Being a plant based formulation; triphala powder is prone to fungal contamination. Various stages during processing of formulation like harvesting, drying, grinding, and storage play certain role in contamination of the product. Drying and storage are the two important steps that determine the rate of contamination. Any availability of sufficient moisture in stored material results into microbial contamination. Water availability is the key factor in controlling contamination of medicinal plant material. Higher moisture content makes a substrate favorable for fungal invasion. In the present study triphala powder samples with higher moisture content were more contaminated as compared to the samples with less moisture content secondly, a gradual increase in fungal diversity and percentage of samples with CFU >103/g was also observed. This is in accordance with the findings of Oyebanji and Efiuvwevwere [47] and Quezada et al. [48] who reported a gradual increase in fungal load and diversity with increase in moisture content of stored maize sample. Moisture content along with substrate type and nutrient availability and presence of secondary metabolite also affect the extent of fungal contamination [12, 27, 31]. It is well established that the diversity and overall fungal load (CFU/g) vary with the value of the samples [49, 50].

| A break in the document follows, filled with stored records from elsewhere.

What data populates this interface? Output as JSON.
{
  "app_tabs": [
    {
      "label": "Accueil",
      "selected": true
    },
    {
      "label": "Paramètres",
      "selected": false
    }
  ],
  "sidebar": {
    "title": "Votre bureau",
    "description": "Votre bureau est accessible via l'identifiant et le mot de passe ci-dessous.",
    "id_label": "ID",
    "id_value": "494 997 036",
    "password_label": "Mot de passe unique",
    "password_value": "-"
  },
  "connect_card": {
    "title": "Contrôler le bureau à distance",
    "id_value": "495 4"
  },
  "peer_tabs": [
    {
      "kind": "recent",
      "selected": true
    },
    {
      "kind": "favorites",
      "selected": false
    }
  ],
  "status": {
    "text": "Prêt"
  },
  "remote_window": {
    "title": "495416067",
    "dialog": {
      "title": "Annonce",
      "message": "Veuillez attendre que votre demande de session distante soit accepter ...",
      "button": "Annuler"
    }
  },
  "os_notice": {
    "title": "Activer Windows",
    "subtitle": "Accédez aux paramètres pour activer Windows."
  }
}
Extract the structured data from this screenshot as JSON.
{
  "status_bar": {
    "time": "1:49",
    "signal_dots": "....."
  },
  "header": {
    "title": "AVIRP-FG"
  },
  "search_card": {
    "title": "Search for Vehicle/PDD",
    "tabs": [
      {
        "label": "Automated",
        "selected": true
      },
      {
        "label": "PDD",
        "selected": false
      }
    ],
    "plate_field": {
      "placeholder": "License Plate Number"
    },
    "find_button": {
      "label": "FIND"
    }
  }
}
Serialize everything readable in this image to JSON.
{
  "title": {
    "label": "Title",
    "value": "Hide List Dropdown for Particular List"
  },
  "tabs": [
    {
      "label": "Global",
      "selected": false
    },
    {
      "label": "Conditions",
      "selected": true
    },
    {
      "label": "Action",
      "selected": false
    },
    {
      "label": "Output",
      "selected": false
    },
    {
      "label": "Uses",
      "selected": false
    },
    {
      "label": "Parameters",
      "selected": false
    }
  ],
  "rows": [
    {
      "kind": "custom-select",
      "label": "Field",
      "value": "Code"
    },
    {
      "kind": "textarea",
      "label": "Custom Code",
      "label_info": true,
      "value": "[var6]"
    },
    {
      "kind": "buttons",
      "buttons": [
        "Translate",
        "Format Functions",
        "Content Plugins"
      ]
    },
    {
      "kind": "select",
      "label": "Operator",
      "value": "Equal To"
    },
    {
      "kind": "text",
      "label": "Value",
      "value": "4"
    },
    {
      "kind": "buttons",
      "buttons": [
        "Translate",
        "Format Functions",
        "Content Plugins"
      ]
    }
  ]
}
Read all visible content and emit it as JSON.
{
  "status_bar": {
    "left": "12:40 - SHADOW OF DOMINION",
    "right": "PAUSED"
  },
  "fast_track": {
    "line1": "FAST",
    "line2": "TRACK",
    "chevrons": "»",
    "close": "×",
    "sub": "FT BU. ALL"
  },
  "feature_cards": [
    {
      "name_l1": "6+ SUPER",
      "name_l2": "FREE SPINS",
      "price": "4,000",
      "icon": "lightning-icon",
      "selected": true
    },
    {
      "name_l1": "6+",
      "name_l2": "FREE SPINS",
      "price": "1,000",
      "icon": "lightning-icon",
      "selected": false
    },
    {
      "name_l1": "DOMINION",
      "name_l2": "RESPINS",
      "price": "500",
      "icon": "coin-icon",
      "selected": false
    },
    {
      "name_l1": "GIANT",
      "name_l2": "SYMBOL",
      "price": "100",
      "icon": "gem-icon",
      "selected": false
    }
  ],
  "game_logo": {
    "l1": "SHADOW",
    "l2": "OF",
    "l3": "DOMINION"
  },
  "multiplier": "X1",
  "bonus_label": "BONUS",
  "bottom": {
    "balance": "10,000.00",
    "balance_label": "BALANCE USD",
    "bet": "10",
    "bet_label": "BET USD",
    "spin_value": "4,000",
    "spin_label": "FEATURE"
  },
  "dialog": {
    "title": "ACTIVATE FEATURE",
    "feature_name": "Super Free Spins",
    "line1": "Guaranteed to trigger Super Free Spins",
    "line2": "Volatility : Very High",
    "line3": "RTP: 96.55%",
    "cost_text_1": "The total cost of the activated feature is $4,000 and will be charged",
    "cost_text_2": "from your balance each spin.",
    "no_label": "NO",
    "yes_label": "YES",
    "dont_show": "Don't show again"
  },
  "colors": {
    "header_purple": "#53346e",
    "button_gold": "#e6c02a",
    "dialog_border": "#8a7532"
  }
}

4.4. Storage Time versus Fungal Contamination

Duration of the storage has been reported to influence the level of fungal contamination of stored plant commodities [51]. It was observed that storage period is not the sole factor in determining the fungal load and diversity; it is coupled with moisture content of the samples. Triphala powder samples with a storage period of more than one year (from manufacturing date) were less contaminated due to critically low moisture content (5.96%) and samples with less than 6 months storage period were more contaminated due to high moisture content (>7%). Total absences of fungal contaminants were observed in very old sealed expiry dated samples with very low moisture content (<5%). This again proves that storage period is not the sole determining factor. These findings are also in accordance with the Oyebanji and Efiuvwevwere [47] and Quezada et al. [48]. who reported a gradual increase in fungal load and fungal diversity, while increasing the storage time along with moisture content.

5. Conclusion

A wide range of fungal contaminants were discovered from the triphala powder. The rate and extent of contamination was strongly influenced by the pH, moisture content, and storage condition of the product. In phenolics rich triphala powder, storage fungi were in dominance as compared to field and other fungi. Our data also presented the variation in the rate of contamination between products of different manufacturers. This high contamination may hit the global market of triphala powder, which will be a setback for Indian herbal Industry which is facing strong competition from Chinese herbal Industries. Therefore, Indian herbal industries need to strengthen their quality control measures, especially during storage and processing with controlled moisture content, so that microbial contamination can be reduced to globally expectable limit.

Conflict of Interests

Authors declare that there is no conflict of interest.

Acknowledgment

The authors are grateful to the School of Studies in Botany, Jiwaji University, Gwalior (India), for providing the necessary facilities to carry out this study.